Surgical removal of epidural and intradural polymethylmethacrylate extravasation complicating percutaneous vertebroplasty for an osteoporotic lumbar compression fracture. Case report.

作者信息

Shapiro Scott, Abel Todd, Purvines Scott

机构信息

Section of Neurosurgery, Indiana University Medical Center, Indianapolis, Indiana, USA.

出版信息

J Neurosurg. 2003 Jan;98(1 Suppl):90-2. doi: 10.3171/spi.2003.98.1.0090.

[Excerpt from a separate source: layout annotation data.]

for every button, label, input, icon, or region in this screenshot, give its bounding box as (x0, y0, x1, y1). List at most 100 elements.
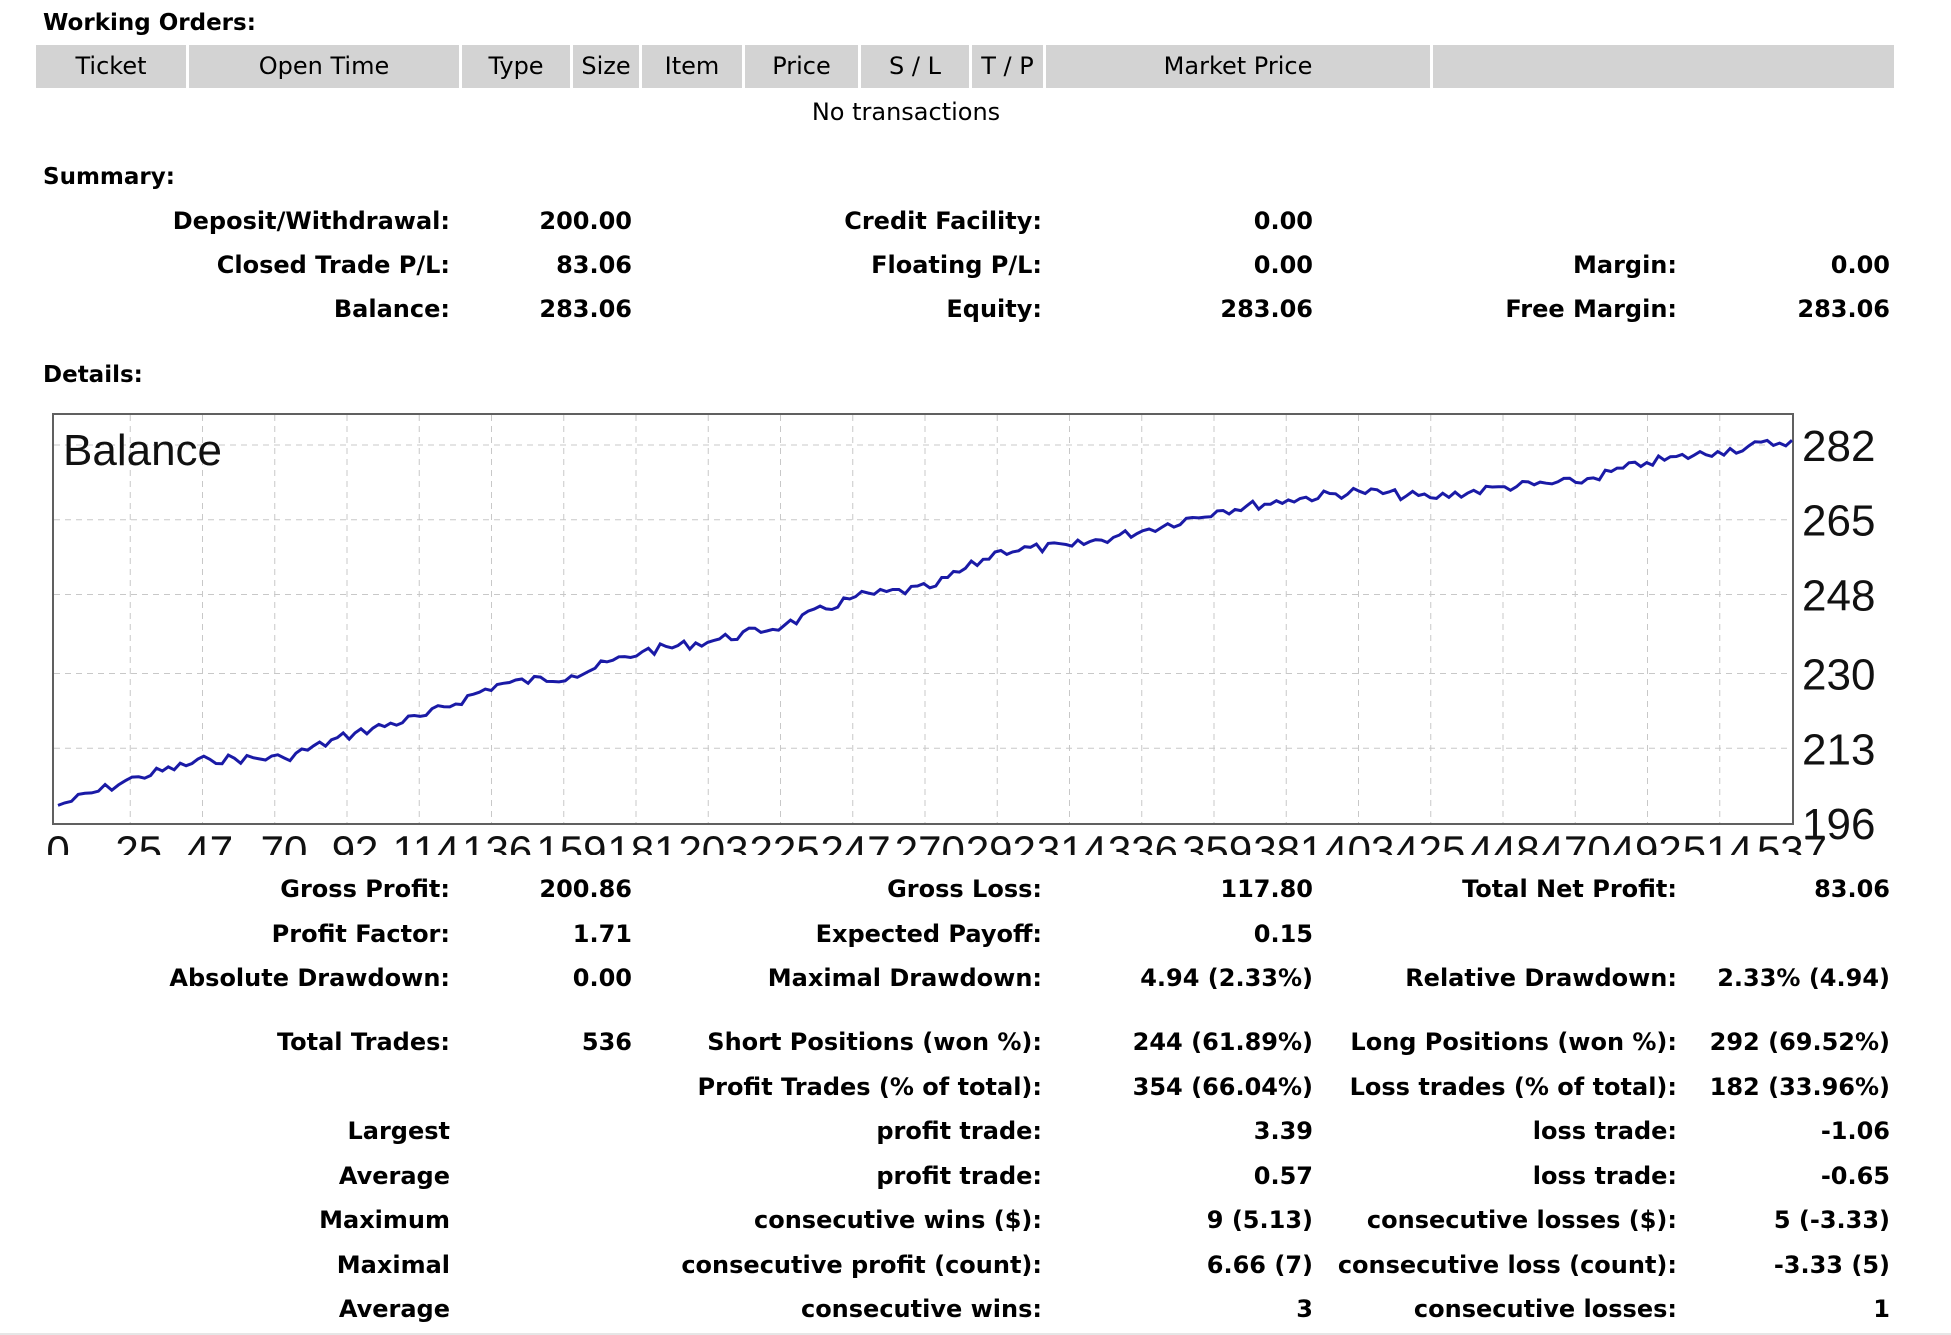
details-label-r5-c1: profit trade: (876, 1117, 1042, 1145)
x-tick-label: 492 (1612, 827, 1682, 855)
x-tick-label: 47 (186, 827, 233, 855)
x-tick-label: 25 (115, 827, 162, 855)
bottom-divider (0, 1333, 1951, 1335)
col-sl[interactable]: S / L (861, 45, 969, 88)
col-ticket[interactable]: Ticket (36, 45, 186, 88)
col-size[interactable]: Size (573, 45, 639, 88)
x-tick-label: 225 (749, 827, 819, 855)
x-tick-label: 381 (1253, 827, 1323, 855)
summary-value-r0-c0: 200.00 (539, 207, 632, 235)
y-tick-label: 213 (1802, 725, 1875, 774)
x-tick-label: 0 (46, 827, 69, 855)
details-label-r3-c1: Short Positions (won %): (707, 1028, 1042, 1056)
col-tp[interactable]: T / P (972, 45, 1043, 88)
x-tick-label: 247 (821, 827, 891, 855)
x-tick-label: 181 (607, 827, 677, 855)
x-tick-label: 292 (966, 827, 1036, 855)
details-value-r2-c1: 4.94 (2.33%) (1140, 964, 1313, 992)
details-value-r8-c1: 6.66 (7) (1206, 1251, 1313, 1279)
summary-label-r1-c0: Closed Trade P/L: (216, 251, 450, 279)
x-tick-label: 314 (1037, 827, 1107, 855)
details-value-r4-c1: 354 (66.04%) (1132, 1073, 1313, 1101)
y-tick-labels: 196 213 230 248 265 282 (1802, 422, 1875, 849)
x-tick-label: 448 (1470, 827, 1540, 855)
details-value-r6-c2: -0.65 (1820, 1162, 1890, 1190)
x-tick-label: 159 (536, 827, 606, 855)
summary-value-r1-c0: 83.06 (556, 251, 632, 279)
summary-heading: Summary: (43, 164, 175, 190)
details-value-r7-c1: 9 (5.13) (1206, 1206, 1313, 1234)
details-label-r0-c0: Gross Profit: (280, 875, 450, 903)
details-label-r1-c1: Expected Payoff: (815, 920, 1042, 948)
x-tick-label: 359 (1182, 827, 1252, 855)
col-item[interactable]: Item (642, 45, 742, 88)
summary-value-r0-c1: 0.00 (1253, 207, 1313, 235)
y-tick-label: 282 (1802, 422, 1875, 471)
x-tick-label: 470 (1541, 827, 1611, 855)
details-label-r1-c0: Profit Factor: (271, 920, 450, 948)
details-value-r9-c1: 3 (1296, 1295, 1313, 1323)
details-label-r5-c2: loss trade: (1532, 1117, 1677, 1145)
details-label-r6-c0: Average (338, 1162, 450, 1190)
summary-label-r2-c1: Equity: (946, 295, 1042, 323)
x-tick-label: 114 (393, 827, 460, 855)
details-value-r2-c0: 0.00 (572, 964, 632, 992)
summary-label-r2-c0: Balance: (333, 295, 450, 323)
col-extra[interactable] (1433, 45, 1894, 88)
col-market-price[interactable]: Market Price (1046, 45, 1430, 88)
details-label-r8-c2: consecutive loss (count): (1337, 1251, 1677, 1279)
y-tick-label: 196 (1802, 800, 1875, 849)
summary-value-r2-c0: 283.06 (539, 295, 632, 323)
details-label-r6-c2: loss trade: (1532, 1162, 1677, 1190)
details-label-r3-c0: Total Trades: (276, 1028, 450, 1056)
x-tick-label: 92 (332, 827, 379, 855)
x-tick-label: 136 (462, 827, 532, 855)
details-label-r7-c1: consecutive wins ($): (753, 1206, 1042, 1234)
x-tick-labels: 0 25 47 70 92 114 136 159 181 203 225 247 270 292 314 3… (46, 827, 1827, 855)
x-tick-label: 514 (1683, 827, 1753, 855)
x-tick-label: 270 (895, 827, 965, 855)
details-label-r2-c2: Relative Drawdown: (1405, 964, 1677, 992)
x-tick-label: 70 (261, 827, 308, 855)
chart-frame (52, 413, 1794, 825)
details-value-r9-c2: 1 (1873, 1295, 1890, 1323)
details-label-r4-c2: Loss trades (% of total): (1349, 1073, 1677, 1101)
col-price[interactable]: Price (745, 45, 858, 88)
details-value-r5-c2: -1.06 (1820, 1117, 1890, 1145)
chart-grid (54, 415, 1792, 823)
details-value-r1-c1: 0.15 (1253, 920, 1313, 948)
details-value-r6-c1: 0.57 (1253, 1162, 1313, 1190)
details-value-r3-c2: 292 (69.52%) (1709, 1028, 1890, 1056)
details-value-r0-c2: 83.06 (1814, 875, 1890, 903)
x-tick-label: 537 (1757, 827, 1827, 855)
x-tick-label: 403 (1324, 827, 1394, 855)
details-label-r4-c1: Profit Trades (% of total): (697, 1073, 1042, 1101)
details-value-r3-c1: 244 (61.89%) (1132, 1028, 1313, 1056)
balance-chart: 196 213 230 248 265 282 0 25 47 70 92 114 136 159 181… (46, 413, 1875, 855)
details-label-r2-c1: Maximal Drawdown: (767, 964, 1042, 992)
chart-title: Balance (63, 426, 222, 475)
details-value-r0-c1: 117.80 (1220, 875, 1313, 903)
details-heading: Details: (43, 362, 143, 388)
col-open-time[interactable]: Open Time (189, 45, 459, 88)
details-value-r8-c2: -3.33 (5) (1773, 1251, 1890, 1279)
details-value-r7-c2: 5 (-3.33) (1773, 1206, 1890, 1234)
details-label-r5-c0: Largest (347, 1117, 450, 1145)
summary-value-r2-c1: 283.06 (1220, 295, 1313, 323)
summary-label-r0-c0: Deposit/Withdrawal: (172, 207, 450, 235)
details-value-r0-c0: 200.86 (539, 875, 632, 903)
details-label-r0-c2: Total Net Profit: (1462, 875, 1677, 903)
details-label-r9-c1: consecutive wins: (800, 1295, 1042, 1323)
col-type[interactable]: Type (462, 45, 570, 88)
summary-value-r1-c2: 0.00 (1830, 251, 1890, 279)
details-label-r6-c1: profit trade: (876, 1162, 1042, 1190)
summary-label-r2-c2: Free Margin: (1505, 295, 1677, 323)
details-label-r7-c2: consecutive losses ($): (1366, 1206, 1677, 1234)
working-orders-heading: Working Orders: (43, 10, 256, 36)
details-label-r9-c2: consecutive losses: (1413, 1295, 1677, 1323)
no-transactions-text: No transactions (811, 98, 1001, 126)
summary-label-r1-c2: Margin: (1572, 251, 1677, 279)
x-tick-label: 203 (678, 827, 748, 855)
details-label-r2-c0: Absolute Drawdown: (169, 964, 450, 992)
details-label-r0-c1: Gross Loss: (887, 875, 1042, 903)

DOI:10.3171/spi.2003.98.1.0090
PMID:12546397
Abstract

The authors report the case of patient with a lumbar vertebral body osteoporotic compression fracture who underwent percutaneous transpedicular polymethylmethacrylate (PMMA)-assisted vertebroplasty in whom extravasation of the cement into the spinal canal caused immediate neurological deterioration. Lateral lumbar radiography and computerized tomography scanning demonstrated the presence of intraspinal PMMA. The patient suffered severe low-back pain, left-sided sciatica, and profound left L2-4 distribution weakness and numbness. She underwent immediate L-2 laminectomy, the extra- and intradural PMMA was removed, and instrumentation-assisted lateral mass fusion was performed. The patient recovered without incident and her neurological deficit improved. Extravasation of cement into the spinal canal, neural foramen, paraspinal veins, or disc space has been reported in 11 to 73% of percutaneous transpedicular PMMA-assisted vertebroplasty procedures. It is disturbing that more than one group of authors has documented symptomatic spinal canal PMMA extravasation and that the patients were left severely handicapped because of a stated fear that surgery to remove the cement would be difficult and make them worse. The results achieved in this case refute that published notion. It is important to document that decompressive surgery and PMMA removal from the spinal canal are easy and can lead to immediate neurological improvement. With the increasing popularity of percutaneous transpedicular PMMA-assisted vertebroplasty, the authors suspect that more of these cases will be seen.

摘要

作者报告了一例腰椎椎体骨质疏松性压缩骨折患者,该患者接受了经皮椎弓根聚甲基丙烯酸甲酯(PMMA)辅助椎体成形术,术中骨水泥渗漏至椎管导致即刻神经功能恶化。腰椎侧位X线片和计算机断层扫描显示椎管内存在PMMA。患者遭受严重的腰痛、左侧坐骨神经痛,以及L2 - 4左侧分布区域的严重无力和麻木。她立即接受了L2椎板切除术,清除硬膜外和硬膜内的PMMA,并进行了器械辅助的侧块融合术。患者顺利康复,神经功能缺损得到改善。在11%至73%的经皮椎弓根PMMA辅助椎体成形术中,均有骨水泥渗漏至椎管、神经孔、椎旁静脉或椎间盘间隙的报道。令人不安的是,不止一组作者记录了有症状的椎管内PMMA渗漏情况,且由于担心取出骨水泥的手术困难且会使病情恶化,患者最终严重致残。该病例的结果反驳了已发表的观点。记录减压手术及从椎管内取出PMMA操作简便且能即刻改善神经功能这一点很重要。随着经皮椎弓根PMMA辅助椎体成形术越来越普及,作者怀疑将会出现更多此类病例。